Thursday, April 27, 2006

A Dagger to al-Qaeda

Hat tip www.RealClearPolitics.com
The Washington Post Company Editorial
A Dagger to al-Qaeda
Good news in Iraq triggers a bleat from a terrorist -- and a hasty cheer by the Bush administration.
Thursday, April 27, 2006


THE APPEARANCE of an al-Qaeda video on the Internet more often than not is a sign of good news in the war on terrorism. Tuesday's posting by Iraqi commander Abu Musab al-Zarqawi is the latest example: The 34-minute show by the newly unhooded extremist is in part a bid for advantage in factional feuding that has curtailed al-Qaeda's visibility and effectiveness. More important, the terrorist acknowledges that the agreement of Iraq's leading Shiite, Sunni and Kurdish parties on the country's first permanent postwar government last week was, as he bluntly put it, "a dagger in the heart." The Zarqawi movement has spent the past several years trying to ignite a sectarian war between Iraq's Sunnis and Shiites; the new "unity" government, if it takes hold, could be the turning point toward defeating that strategy.

Iraq's insurgents and terrorists are a long way from beaten, as the daily toll of killings tragically demonstrates. But the nominee for prime minister, Nouri al-Maliki, has made an encouraging start. Although he has yet to form a cabinet
-- that may take another month -- Mr. Maliki was on Iraqi television Tuesday night appealing for national unity. Though he has been thought of as a relatively uncompromising Shiite partisan, Mr. Maliki promised to appoint nonsectarian ministers and said he believed the participation of "our Sunni brothers" in the government would "dry up the sources" of the insurgency. He appears focused on pragmatic results, saying his top priority after fostering national accord is increasing electricity supplies.

Another sign that this is good news was the appearance in Baghdad yesterday of Defense Secretary Donald H. Rumsfeld and Secretary of State Condoleezza Rice.
President Bush was said to have ordered them to Iraq to boost the emerging new government and demonstrate the administration's intent "to correct our mistakes and do our part to make Iraq work," as one of Ms. Rice's aides put it. That's a good aim, and Mr. Maliki certainly deserves high-profile support. Still, a lingering question is whether Mr. Rumsfeld and Ms. Rice were in Iraq to revitalize the U.S. mission or to seize on a rare positive moment to inaugurate its retreat.

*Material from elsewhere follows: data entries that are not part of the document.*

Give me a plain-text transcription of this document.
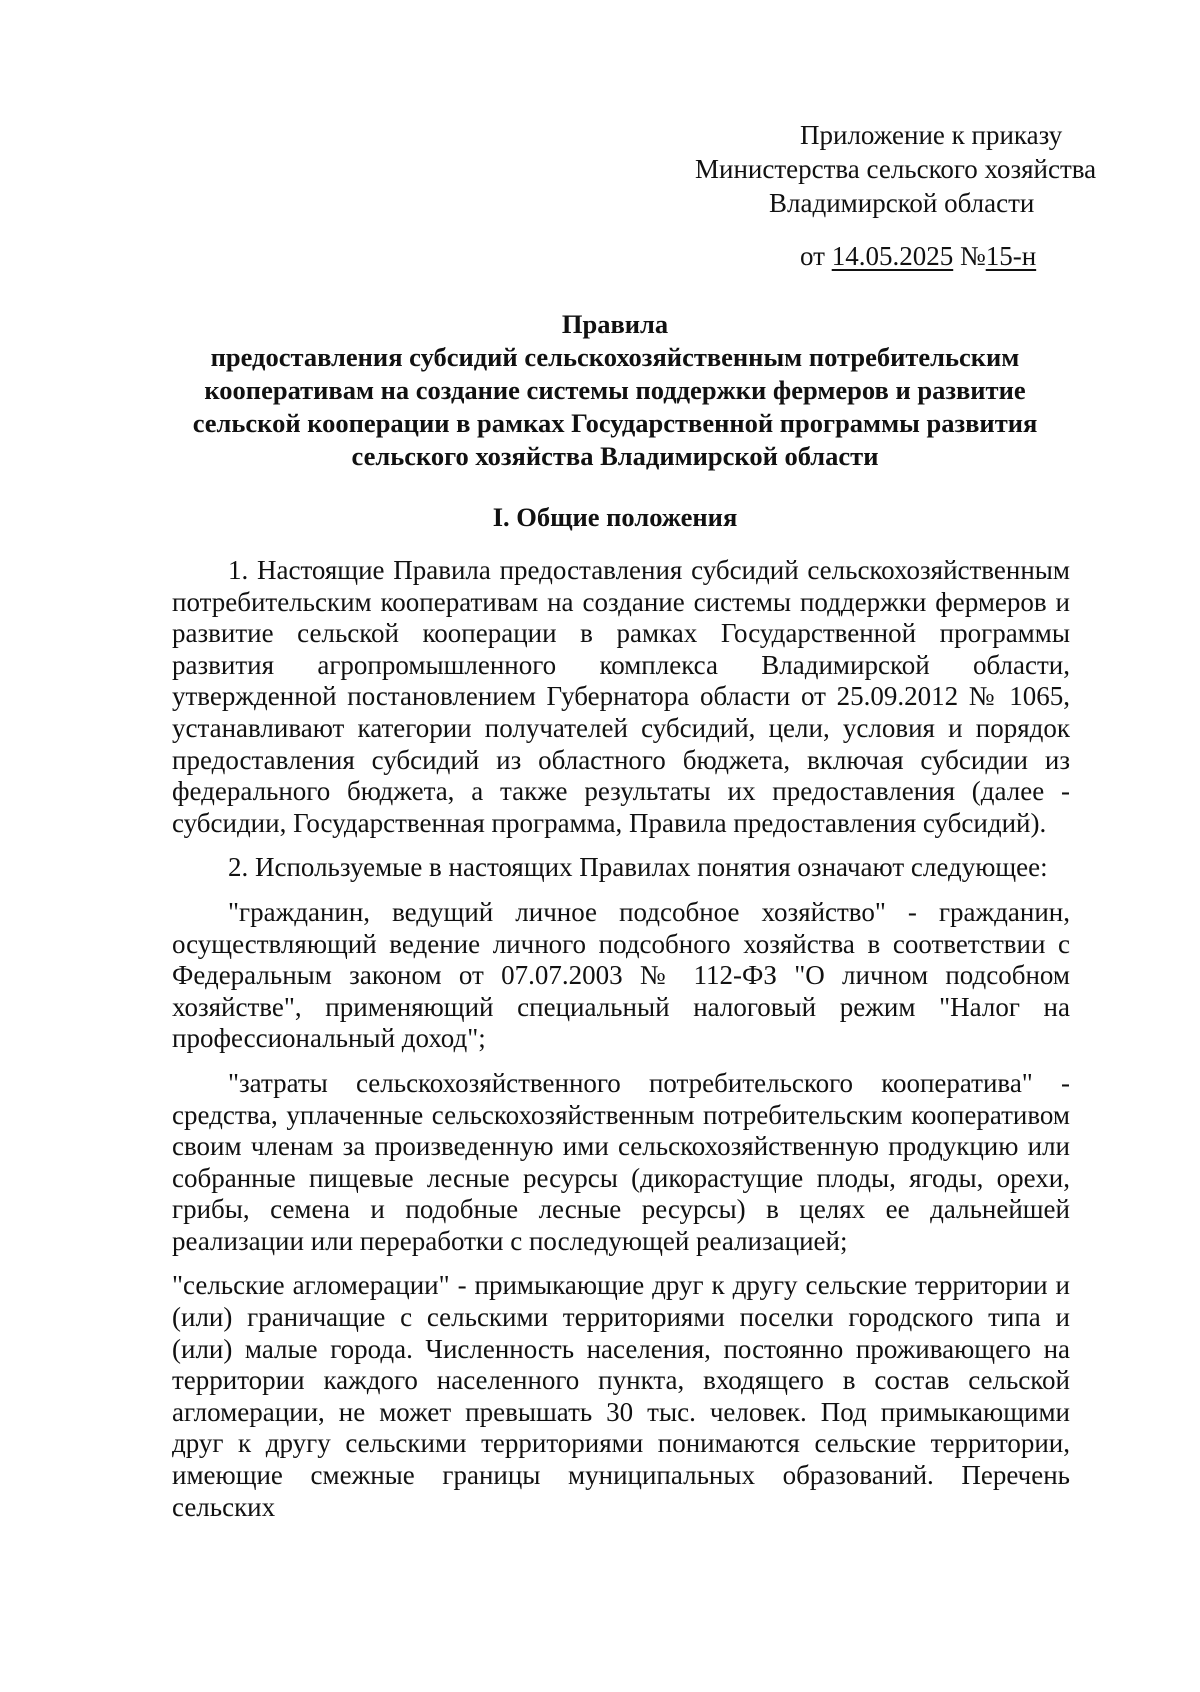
Приложение к приказу
Министерства сельского хозяйства
Владимирской области
от 14.05.2025 №15-н
Правила
предоставления субсидий сельскохозяйственным потребительским
кооперативам на создание системы поддержки фермеров и развитие
сельской кооперации в рамках Государственной программы развития
сельского хозяйства Владимирской области
I. Общие положения

1. Настоящие Правила предоставления субсидий сельскохозяйственным потребительским кооперативам на создание системы поддержки фермеров и развитие сельской кооперации в рамках Государственной программы развития агропромышленного комплекса Владимирской области, утвержденной постановлением Губернатора области от 25.09.2012 № 1065, устанавливают категории получателей субсидий, цели, условия и порядок предоставления субсидий из областного бюджета, включая субсидии из федерального бюджета, а также результаты их предоставления (далее - субсидии, Государственная программа, Правила предоставления субсидий).

2. Используемые в настоящих Правилах понятия означают следующее:

"гражданин, ведущий личное подсобное хозяйство" - гражданин, осуществляющий ведение личного подсобного хозяйства в соответствии с Федеральным законом от 07.07.2003 № 112-ФЗ "О личном подсобном хозяйстве", применяющий специальный налоговый режим "Налог на профессиональный доход";

"затраты сельскохозяйственного потребительского кооператива" - средства, уплаченные сельскохозяйственным потребительским кооперативом своим членам за произведенную ими сельскохозяйственную продукцию или собранные пищевые лесные ресурсы (дикорастущие плоды, ягоды, орехи, грибы, семена и подобные лесные ресурсы) в целях ее дальнейшей реализации или переработки с последующей реализацией;

"сельские агломерации" - примыкающие друг к другу сельские территории и (или) граничащие с сельскими территориями поселки городского типа и (или) малые города. Численность населения, постоянно проживающего на территории каждого населенного пункта, входящего в состав сельской агломерации, не может превышать 30 тыс. человек. Под примыкающими друг к другу сельскими территориями понимаются сельские территории, имеющие смежные границы муниципальных образований. Перечень сельских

The administration and U.S. commanders are clearly eager to find reasons to draw down troops from the current total of 132,500 by the fall. Both Mr. Rumsfeld and Gen. George W. Casey Jr. seized on the government breakthrough: "I'm still on my general timeline," Gen. Casey told reporters yesterday. Of course, if U.S.
forces can be drawn down without damaging the new government or undermining its ability to fight the insurgency, that will be welcomed by both Americans and Iraqis. But so far Iraq's slow political progress has had no impact on the violence, which has been growing steadily worse. Before welcoming Iraq's new government by pulling out tens of thousands of soldiers, President Bush ought to carefully consider whether that is the best way to achieve the victory he says he seeks.